## Plotly Tutorial
- Ref : https://towardsdatascience.com/the-next-level-of-data-visualization-in-python-dd6e99039d5e

## Overview
- Open-source library built on plotly.js which in turn is built on d3.js
- Get the efficiency of coding in Python with the interactive graphics capabilities of d3

## Extension / Wrapper
- cufflinks : Wrapper on plotly for designed to work with Pandas dataframes

## Installation
- pip install plotly
- pip install cufflinks

## How to use (Version 3.10)

### Import

In [1]:
import numpy as np
import pandas as pd

In [44]:
import plotly.plotly as py
import plotly.figure_factory as ff
import plotly.graph_objs as go
from plotly.offline import iplot, init_notebook_mode
import cufflinks

In [3]:
cufflinks.go_offline(connected=True)
init_notebook_mode(connected=True)

### Single Variable Distributions
- Require to install pyarrow (conda install -c conda-forge pyarrow)

In [4]:
# Read data
df = pd.read_parquet('medium_data_2019_01_06')
df.head(3)

Unnamed: 0,claps,days_since_publication,fans,num_responses,publication,published_date,read_ratio,read_time,reads,started_date,...,type,views,word_count,claps_per_word,editing_days,<tag>Education,<tag>Data Science,<tag>Towards Data Science,<tag>Machine Learning,<tag>Python
121,2,574.742788,2,0,,2017-06-10 14:25:00,41.98,7,68,2017-06-10 14:24:00,...,published,162,1859,0.001076,0,0,0,0,0,0
122,18,567.424835,3,0,,2017-06-17 22:02:00,32.93,14,54,2017-06-17 22:02:00,...,published,164,3891,0.004626,0,0,0,0,0,0
123,50,554.804959,19,0,,2017-06-30 12:55:00,20.19,42,215,2017-06-30 12:00:00,...,published,1065,12025,0.004158,0,0,0,0,1,1


In [9]:
# Histogram
df['claps'].iplot(kind='hist', xTitle='claps',
                  yTitle='count', title='Claps Distribution', )

In [20]:
# Overlaid histograms
df[['claps', 'fans']].iplot(
    kind='hist',
    histnorm='percent',
    barmode='overlay')

In [30]:
# Bar Plot (Data is resampled according to month)
df2 = df[['views','reads','published_date']].\
         set_index('published_date').resample('M').mean()

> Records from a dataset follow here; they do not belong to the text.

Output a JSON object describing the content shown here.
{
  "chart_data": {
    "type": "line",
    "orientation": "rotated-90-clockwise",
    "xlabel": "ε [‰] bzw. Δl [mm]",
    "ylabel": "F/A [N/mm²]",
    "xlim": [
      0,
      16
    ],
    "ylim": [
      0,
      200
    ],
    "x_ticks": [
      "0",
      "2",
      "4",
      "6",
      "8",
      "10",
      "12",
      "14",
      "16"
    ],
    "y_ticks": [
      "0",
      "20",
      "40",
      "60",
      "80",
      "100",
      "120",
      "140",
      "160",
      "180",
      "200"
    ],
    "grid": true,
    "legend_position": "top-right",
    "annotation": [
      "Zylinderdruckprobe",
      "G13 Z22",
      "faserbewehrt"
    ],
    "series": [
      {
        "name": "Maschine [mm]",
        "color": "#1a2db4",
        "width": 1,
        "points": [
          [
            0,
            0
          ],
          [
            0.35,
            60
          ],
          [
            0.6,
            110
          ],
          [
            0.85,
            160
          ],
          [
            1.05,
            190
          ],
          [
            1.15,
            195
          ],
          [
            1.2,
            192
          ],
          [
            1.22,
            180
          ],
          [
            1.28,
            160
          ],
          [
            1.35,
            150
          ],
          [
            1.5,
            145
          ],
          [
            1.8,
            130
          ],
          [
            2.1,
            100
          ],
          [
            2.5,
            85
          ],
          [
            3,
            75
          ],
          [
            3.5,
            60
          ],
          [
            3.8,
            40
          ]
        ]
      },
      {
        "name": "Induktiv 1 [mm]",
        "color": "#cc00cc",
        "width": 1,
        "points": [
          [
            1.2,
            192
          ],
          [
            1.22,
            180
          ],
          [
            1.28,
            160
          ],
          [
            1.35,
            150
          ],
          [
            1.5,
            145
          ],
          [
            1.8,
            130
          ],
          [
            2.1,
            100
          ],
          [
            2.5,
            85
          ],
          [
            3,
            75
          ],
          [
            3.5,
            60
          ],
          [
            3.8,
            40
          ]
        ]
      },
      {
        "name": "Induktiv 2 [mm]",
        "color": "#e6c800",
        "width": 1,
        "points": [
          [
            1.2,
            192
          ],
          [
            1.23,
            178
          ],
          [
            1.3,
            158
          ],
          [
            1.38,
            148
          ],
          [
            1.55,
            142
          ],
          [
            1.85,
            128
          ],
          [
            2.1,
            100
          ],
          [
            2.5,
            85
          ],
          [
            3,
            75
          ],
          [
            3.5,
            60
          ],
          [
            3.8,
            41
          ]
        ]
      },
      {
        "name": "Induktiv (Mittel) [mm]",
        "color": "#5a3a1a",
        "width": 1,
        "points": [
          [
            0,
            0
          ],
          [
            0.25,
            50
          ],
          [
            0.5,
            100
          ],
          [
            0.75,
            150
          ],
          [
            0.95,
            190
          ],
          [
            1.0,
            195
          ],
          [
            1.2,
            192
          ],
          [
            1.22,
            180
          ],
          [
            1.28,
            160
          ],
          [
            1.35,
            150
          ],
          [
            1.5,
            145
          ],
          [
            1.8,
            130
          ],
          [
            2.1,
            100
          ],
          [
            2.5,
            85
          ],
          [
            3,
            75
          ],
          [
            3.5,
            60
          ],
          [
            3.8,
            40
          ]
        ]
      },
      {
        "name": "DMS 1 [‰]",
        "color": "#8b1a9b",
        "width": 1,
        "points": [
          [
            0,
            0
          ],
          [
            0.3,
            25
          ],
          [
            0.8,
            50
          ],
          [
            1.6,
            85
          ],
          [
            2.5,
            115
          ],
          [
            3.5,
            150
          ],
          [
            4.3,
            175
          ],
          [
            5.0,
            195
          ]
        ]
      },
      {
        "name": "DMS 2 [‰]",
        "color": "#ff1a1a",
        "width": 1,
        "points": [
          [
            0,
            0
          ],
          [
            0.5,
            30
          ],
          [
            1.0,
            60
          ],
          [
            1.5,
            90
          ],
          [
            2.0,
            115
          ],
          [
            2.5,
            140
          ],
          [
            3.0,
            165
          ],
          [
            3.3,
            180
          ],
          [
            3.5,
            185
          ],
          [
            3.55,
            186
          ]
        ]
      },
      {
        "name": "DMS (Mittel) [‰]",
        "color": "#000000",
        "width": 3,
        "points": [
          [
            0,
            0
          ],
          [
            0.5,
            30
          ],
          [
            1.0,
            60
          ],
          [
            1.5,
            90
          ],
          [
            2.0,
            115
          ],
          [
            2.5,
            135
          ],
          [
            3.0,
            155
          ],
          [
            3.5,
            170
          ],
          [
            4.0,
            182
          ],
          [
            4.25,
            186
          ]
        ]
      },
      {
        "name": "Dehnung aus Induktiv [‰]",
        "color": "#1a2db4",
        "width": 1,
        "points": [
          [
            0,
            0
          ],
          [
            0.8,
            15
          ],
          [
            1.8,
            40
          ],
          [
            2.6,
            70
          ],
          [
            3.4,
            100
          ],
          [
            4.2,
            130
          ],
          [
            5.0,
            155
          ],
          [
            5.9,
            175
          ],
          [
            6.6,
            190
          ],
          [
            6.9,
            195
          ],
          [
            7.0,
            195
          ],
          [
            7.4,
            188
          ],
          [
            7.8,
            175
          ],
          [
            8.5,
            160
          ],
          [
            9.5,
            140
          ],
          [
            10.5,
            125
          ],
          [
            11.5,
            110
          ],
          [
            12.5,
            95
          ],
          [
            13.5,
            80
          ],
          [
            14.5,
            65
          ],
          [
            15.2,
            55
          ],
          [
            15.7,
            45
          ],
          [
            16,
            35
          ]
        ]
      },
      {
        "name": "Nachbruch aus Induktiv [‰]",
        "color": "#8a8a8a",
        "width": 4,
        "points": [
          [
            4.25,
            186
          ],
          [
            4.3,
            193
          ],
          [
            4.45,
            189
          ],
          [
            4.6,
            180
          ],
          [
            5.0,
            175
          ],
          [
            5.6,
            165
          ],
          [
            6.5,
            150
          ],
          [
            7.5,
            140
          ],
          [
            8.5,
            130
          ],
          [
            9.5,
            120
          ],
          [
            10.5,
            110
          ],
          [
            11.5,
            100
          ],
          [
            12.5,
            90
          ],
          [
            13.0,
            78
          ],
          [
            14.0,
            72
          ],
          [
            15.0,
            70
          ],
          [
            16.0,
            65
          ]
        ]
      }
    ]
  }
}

df2.iplot(kind='bar', xTitle='Date', yTitle='Average',
          title='Monthly Average Views and Reads')

In [34]:
# Box Plot
df.pivot(columns='publication', values='fans').fillna(0).iplot(
         kind='box',
         yTitle='fans',
         title='Fans Distribution by Publication')

In [40]:
# Scatterplots
tds = df[df['publication'] == 'Towards Data Science'].set_index('published_date')

tds[['claps', 'fans', 'title']].iplot(
    y='claps', mode='lines+markers', secondary_y = 'fans',
    secondary_y_title='Fans', xTitle='Date', yTitle='Claps',
    text='title', title='Fans and Claps over Time')

In [43]:
# Scatterplots (Two variable + One Category)
df.iplot(kind='scatter', x='read_time', y='read_ratio',
         categories='publication',
         xTitle='Read Time', yTitle='Reading Percent',
         title='Reading Percent vs Read Ratio by Publication')

In [51]:
# Scatter Matrix
figure = ff.create_scatterplotmatrix(df[['claps', 'publication', 'views', 'read_ratio','word_count']],
                                     diag='histogram', index='publication', height=1000, width=1000)
iplot(figure)

In [55]:
# Correlation Heatmap
corrs = df.corr()

figure = ff.create_annotated_heatmap(z=corrs.values,
                                     x=list(corrs.columns),
                                     y=list(corrs.index),
                                     annotation_text=corrs.round(2).values,
                                     showscale=True)

iplot(figure)